UI scientists came up with this discovery while investigating docosahexaenoic acid (DHA), an omega-3 the body can make from alpha-linolenic acids found in vegetable oils, including soybean and canola oils. DHA is already known to be important for the development of the body's nervous system. But it turns out DHA also may correct two major causes of male infertility -- low sperm counts and abnormally shaped sperm.
"In our experiment, we used 'knockout' mice that lacked the gene responsible for an enzyme important in making DHA. In the absence of DHA, male mice are basically infertile, producing few if any misshaped sperm that can't get where they need to go," Manabu Nakamura, a UI associate professor of food science and human nutrition, explained in a press statement.

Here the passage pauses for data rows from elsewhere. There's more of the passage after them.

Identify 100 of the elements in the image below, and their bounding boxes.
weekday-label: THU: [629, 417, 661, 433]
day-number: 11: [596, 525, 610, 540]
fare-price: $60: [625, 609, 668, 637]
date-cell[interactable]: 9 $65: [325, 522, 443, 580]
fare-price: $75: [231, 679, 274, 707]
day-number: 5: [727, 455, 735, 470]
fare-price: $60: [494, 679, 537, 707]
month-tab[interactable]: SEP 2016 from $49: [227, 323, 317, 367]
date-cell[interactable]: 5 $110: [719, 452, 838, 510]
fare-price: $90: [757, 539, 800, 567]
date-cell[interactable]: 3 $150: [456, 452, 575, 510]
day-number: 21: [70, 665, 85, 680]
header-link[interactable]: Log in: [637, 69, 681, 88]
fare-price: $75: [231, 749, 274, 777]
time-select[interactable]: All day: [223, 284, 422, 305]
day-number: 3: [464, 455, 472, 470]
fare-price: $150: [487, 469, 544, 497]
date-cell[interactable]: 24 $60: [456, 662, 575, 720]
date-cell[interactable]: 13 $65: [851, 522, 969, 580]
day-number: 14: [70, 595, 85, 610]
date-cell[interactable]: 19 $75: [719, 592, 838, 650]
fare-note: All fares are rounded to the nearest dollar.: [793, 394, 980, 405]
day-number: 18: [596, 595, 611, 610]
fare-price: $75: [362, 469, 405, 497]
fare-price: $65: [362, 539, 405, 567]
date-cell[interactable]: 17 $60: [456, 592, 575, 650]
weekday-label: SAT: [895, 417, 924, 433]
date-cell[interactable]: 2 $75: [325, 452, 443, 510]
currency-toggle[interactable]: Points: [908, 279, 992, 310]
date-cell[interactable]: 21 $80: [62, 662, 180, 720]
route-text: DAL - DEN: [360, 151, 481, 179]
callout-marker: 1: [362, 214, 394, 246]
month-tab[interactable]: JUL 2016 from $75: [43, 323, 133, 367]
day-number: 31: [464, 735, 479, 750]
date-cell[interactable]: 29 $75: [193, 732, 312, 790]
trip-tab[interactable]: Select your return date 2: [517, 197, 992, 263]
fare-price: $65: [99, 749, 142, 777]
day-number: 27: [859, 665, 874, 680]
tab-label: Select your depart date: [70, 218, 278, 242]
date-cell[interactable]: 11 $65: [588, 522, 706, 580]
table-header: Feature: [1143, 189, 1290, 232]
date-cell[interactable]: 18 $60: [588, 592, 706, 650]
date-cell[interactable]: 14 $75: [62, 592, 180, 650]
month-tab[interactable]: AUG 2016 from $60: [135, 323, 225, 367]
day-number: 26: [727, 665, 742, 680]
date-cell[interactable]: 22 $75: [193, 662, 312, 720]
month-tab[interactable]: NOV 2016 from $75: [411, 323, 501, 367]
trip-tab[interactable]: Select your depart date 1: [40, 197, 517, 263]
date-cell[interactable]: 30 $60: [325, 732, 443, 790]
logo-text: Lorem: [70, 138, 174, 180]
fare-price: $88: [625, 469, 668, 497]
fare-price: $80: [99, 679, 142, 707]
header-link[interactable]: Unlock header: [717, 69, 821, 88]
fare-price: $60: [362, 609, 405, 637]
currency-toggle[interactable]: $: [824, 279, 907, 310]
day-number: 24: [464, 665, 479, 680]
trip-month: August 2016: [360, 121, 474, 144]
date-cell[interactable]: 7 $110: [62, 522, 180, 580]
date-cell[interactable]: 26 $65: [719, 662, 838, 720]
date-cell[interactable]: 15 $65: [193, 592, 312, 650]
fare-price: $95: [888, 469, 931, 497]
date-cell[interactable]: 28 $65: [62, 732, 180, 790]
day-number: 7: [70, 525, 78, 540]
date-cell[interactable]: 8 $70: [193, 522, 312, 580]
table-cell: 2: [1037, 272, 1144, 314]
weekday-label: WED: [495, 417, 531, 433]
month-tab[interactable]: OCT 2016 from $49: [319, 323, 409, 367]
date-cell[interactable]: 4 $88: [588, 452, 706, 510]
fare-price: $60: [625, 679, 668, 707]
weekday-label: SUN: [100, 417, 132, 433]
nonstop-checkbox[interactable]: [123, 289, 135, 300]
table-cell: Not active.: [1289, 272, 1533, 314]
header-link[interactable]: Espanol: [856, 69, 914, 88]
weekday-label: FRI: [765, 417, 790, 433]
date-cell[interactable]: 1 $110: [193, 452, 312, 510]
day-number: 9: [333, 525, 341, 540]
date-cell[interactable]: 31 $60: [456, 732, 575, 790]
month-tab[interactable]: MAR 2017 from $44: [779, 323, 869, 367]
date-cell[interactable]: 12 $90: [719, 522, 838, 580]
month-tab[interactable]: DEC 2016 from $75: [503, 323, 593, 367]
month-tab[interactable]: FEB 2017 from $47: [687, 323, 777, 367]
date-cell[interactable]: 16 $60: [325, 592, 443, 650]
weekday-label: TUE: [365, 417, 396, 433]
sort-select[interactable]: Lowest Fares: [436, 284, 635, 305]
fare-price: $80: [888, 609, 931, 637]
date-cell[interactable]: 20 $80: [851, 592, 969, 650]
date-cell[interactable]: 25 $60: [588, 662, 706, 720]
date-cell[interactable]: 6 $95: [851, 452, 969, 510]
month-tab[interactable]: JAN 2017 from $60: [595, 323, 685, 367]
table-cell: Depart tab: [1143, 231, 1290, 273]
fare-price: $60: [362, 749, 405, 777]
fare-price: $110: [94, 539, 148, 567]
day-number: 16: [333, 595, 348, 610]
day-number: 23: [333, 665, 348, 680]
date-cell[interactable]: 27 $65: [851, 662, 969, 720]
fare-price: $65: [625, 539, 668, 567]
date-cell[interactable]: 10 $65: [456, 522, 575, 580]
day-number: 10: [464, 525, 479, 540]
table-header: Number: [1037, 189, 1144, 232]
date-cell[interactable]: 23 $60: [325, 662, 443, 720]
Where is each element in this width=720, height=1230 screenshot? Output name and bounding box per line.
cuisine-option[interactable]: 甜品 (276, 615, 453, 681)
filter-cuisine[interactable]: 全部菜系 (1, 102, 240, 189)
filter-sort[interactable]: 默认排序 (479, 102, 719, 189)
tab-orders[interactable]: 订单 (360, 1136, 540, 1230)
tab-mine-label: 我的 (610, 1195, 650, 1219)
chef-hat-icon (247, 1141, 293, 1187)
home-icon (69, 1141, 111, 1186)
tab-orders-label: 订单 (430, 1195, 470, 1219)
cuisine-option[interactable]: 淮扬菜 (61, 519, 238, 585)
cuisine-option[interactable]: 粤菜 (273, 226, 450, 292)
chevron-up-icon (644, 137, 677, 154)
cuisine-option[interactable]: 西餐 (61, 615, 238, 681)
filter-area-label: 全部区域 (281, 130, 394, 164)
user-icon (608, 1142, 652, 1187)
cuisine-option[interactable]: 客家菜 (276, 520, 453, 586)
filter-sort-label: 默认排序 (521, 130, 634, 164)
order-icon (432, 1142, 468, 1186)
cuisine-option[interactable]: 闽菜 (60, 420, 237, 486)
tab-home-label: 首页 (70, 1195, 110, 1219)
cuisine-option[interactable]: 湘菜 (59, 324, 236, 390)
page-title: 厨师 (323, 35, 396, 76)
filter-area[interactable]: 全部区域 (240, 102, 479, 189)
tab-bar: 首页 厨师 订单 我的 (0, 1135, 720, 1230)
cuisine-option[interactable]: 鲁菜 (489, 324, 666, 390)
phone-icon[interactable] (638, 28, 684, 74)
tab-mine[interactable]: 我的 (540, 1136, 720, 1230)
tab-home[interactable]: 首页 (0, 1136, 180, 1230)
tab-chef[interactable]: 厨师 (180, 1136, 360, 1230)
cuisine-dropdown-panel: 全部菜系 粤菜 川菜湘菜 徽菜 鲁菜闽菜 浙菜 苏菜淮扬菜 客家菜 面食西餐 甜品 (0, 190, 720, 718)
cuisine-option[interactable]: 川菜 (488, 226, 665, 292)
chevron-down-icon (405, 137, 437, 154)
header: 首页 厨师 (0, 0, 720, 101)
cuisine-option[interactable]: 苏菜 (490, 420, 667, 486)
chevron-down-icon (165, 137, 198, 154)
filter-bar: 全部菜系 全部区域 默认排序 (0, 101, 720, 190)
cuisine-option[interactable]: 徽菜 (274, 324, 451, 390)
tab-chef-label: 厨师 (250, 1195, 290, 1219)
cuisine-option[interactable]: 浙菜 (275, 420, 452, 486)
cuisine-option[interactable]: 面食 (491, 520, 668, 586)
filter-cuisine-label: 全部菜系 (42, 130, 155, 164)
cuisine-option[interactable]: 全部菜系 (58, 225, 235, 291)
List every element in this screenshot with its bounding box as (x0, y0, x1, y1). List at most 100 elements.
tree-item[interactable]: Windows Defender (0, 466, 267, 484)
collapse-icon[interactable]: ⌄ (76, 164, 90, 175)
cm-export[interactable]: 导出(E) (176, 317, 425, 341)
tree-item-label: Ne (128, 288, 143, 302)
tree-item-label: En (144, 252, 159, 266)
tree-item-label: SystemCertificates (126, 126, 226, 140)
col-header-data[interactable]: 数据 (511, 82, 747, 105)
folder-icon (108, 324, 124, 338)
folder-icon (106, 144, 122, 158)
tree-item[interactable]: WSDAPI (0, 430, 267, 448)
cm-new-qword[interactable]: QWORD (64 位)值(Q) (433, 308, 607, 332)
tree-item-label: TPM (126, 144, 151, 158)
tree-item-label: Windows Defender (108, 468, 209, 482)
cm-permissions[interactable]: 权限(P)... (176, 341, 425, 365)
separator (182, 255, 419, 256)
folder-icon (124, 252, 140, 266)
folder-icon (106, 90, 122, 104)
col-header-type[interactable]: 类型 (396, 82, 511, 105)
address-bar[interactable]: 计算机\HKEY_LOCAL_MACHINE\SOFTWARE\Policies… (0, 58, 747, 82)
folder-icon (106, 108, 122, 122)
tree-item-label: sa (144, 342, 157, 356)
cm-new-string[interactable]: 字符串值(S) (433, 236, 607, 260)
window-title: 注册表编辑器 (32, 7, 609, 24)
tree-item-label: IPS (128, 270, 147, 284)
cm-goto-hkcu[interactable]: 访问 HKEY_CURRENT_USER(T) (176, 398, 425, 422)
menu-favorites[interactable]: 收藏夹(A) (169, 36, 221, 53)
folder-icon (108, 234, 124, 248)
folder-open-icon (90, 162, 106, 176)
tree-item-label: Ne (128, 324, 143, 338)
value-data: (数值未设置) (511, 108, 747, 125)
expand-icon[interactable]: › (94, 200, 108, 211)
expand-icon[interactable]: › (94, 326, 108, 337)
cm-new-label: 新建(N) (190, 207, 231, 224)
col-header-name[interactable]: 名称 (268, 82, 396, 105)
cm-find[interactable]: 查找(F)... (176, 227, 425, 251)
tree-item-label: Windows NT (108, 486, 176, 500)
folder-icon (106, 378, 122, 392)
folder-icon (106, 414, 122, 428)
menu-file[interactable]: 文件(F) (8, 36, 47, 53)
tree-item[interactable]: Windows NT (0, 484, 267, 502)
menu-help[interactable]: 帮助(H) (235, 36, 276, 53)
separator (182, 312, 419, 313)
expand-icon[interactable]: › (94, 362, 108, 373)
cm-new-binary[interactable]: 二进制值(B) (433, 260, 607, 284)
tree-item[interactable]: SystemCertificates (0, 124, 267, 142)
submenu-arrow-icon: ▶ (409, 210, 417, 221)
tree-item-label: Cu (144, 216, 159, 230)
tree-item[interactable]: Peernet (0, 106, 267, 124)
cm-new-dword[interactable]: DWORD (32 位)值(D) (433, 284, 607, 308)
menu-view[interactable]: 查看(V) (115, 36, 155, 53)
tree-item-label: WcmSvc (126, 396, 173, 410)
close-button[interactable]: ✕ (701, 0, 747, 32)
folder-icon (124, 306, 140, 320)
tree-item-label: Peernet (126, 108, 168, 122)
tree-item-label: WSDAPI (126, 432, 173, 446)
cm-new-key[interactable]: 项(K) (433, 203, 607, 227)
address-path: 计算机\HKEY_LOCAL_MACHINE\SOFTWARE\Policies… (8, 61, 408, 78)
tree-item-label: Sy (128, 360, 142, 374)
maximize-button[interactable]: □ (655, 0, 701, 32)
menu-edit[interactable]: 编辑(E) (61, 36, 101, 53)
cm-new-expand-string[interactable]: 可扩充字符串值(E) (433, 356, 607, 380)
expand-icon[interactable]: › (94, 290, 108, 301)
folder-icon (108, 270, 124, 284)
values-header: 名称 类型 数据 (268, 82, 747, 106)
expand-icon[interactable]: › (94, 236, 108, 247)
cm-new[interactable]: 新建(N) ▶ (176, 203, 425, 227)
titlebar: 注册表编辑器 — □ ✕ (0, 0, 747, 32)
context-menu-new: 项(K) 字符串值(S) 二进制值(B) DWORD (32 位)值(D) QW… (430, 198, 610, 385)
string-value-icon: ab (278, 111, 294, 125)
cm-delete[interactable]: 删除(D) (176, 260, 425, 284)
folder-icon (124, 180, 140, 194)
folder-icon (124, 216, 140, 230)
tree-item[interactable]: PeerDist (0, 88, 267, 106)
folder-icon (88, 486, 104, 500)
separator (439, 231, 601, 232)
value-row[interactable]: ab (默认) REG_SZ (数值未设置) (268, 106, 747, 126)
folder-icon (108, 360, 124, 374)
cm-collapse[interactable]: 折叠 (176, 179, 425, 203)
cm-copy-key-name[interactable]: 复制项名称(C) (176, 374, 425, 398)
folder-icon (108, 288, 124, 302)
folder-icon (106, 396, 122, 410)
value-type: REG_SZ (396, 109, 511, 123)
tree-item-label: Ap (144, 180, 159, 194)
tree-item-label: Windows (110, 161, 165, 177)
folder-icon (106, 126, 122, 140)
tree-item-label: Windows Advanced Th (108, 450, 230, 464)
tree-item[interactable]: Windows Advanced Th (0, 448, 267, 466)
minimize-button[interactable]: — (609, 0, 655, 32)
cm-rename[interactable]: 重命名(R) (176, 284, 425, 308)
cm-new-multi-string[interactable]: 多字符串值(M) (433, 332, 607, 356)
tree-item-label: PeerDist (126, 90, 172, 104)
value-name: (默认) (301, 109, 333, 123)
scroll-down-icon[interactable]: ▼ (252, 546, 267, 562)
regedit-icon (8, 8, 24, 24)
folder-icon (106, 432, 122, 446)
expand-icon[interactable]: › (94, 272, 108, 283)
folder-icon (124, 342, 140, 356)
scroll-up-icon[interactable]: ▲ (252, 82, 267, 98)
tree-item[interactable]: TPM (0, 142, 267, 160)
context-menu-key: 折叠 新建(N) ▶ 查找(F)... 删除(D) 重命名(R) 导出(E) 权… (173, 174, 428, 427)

When the research team analyzed the amount, shape, and motility of the animals' sperm, the mice lacking DHA simply were not able to reproduce. In fact, in the DHA-deficient mice, sperm counts were not only extremely low but the sperm the animals produced were abnormally shaped. Instead of being elongated and able to move quickly, their sperm were round and sluggish.
However, when DHA was introduced into the animals' diet, a dramatic change took place. The previously infertile mice soon had completely normal sperm and their fertility was totally restored. Bottom line: DHA restored all observed impairment in male reproduction.
"It was very striking. When we fed the mice DHA, all these abnormalities were prevented," Nakamura said.
While the new research involves animals and not people, it is the first to show a direct link between DHA and male fertility levels. And this association could offer an explanation for previous studies that found male fertility patients with low sperm counts and slow moving sperm tend to have low levels of DHA.